Re: COFI Option Arm pros and cons? - Posted by Ed Garcia
Posted by Ed Garcia on February 11, 2001 at 18:19:23:
Earl,
That loan is one of, if not the hot loan, that Washington Mutual sells.
It’s four loans in one.
Personally, I’ve always felt that if rates were up, I’d go adjustable; when they’re down, hook on to a fix. However, you’ve mentioned that your intentions for the property, is to sell it in 2 years. You mentioned that you plan to sell on a lease/option at that time. I don’t know why you’ve predetermined selling in that manner at this time.
With financing so available today, there is no reason to do it. You’ll have underlying financing in you name, hindering your borrowing power. If you go a lease/option, you’ll get full price, but a less quality buyer. Your buyer has already proven that they don’t pay their bills.
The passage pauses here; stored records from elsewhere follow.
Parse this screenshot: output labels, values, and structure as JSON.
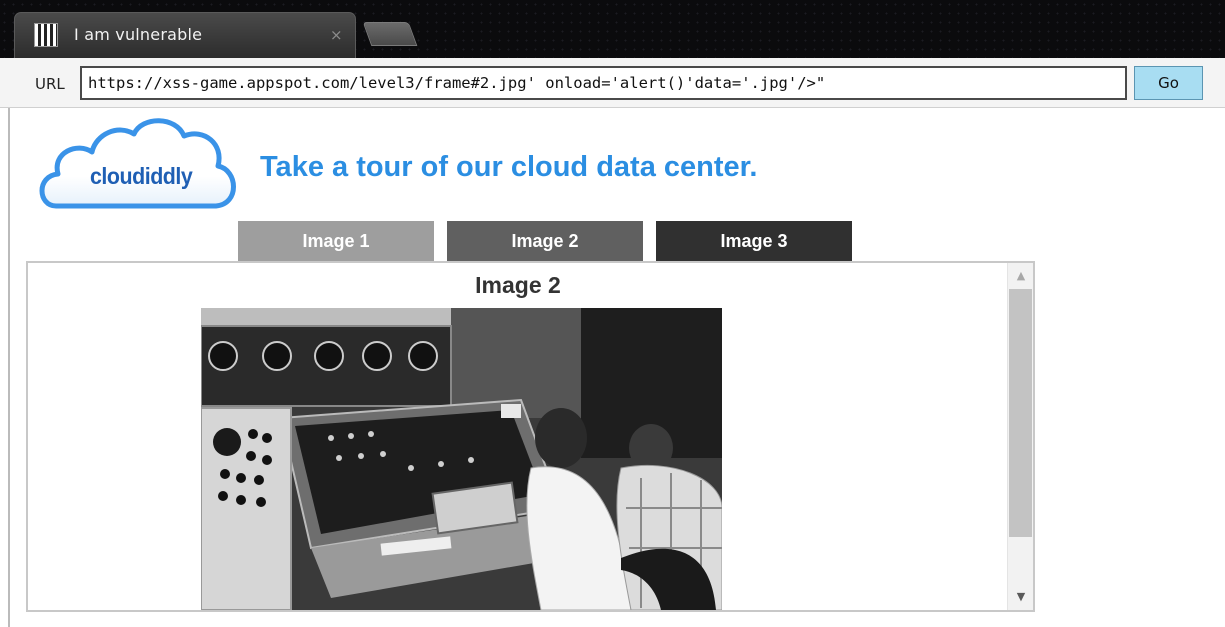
{
  "browser": {
    "tab": {
      "title": "I am vulnerable",
      "close_symbol": "×",
      "icon": "favicon-icon"
    },
    "url_bar": {
      "label": "URL",
      "value": "https://xss-game.appspot.com/level3/frame#2.jpg' onload='alert()'data='.jpg'/>\"",
      "go_label": "Go"
    }
  },
  "page": {
    "logo_text": "cloudiddly",
    "headline": "Take a tour of our cloud data center.",
    "nav_tabs": [
      {
        "label": "Image 1"
      },
      {
        "label": "Image 2"
      },
      {
        "label": "Image 3"
      }
    ],
    "content": {
      "heading": "Image 2",
      "image": "mainframe-computer-photo"
    }
  },
  "colors": {
    "accent": "#2b8ee2",
    "go_button": "#a8ddf2",
    "tab1": "#9e9e9e",
    "tab2": "#606060",
    "tab3": "#303030"
  }
}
That statement was not meant to be one of moral judgment, but to be more of a “tell it like it is”, statement.
In any event, if I were going to do a lease/option as you mentioned, then I would do a fixed. I need a constant loan, loan balance, and payment to work from and carry forward in the execution and completion of my sale.
Unfortunately Earl, were talking hypothetically, because we don’t know what your next deal will be and to who. I do know that Washington Mutual uses as a selling point of their loan, to let the next buyer pay for you negative equity position. They’ll tell you that you’re just giving up future equity, don’t buy it. You need to have versatility in the event you should change your mind. You not going to be a happy camper if rates go up and you’re stuck in a high yield loan, or experiencing a negative equity position when you didn’t have to.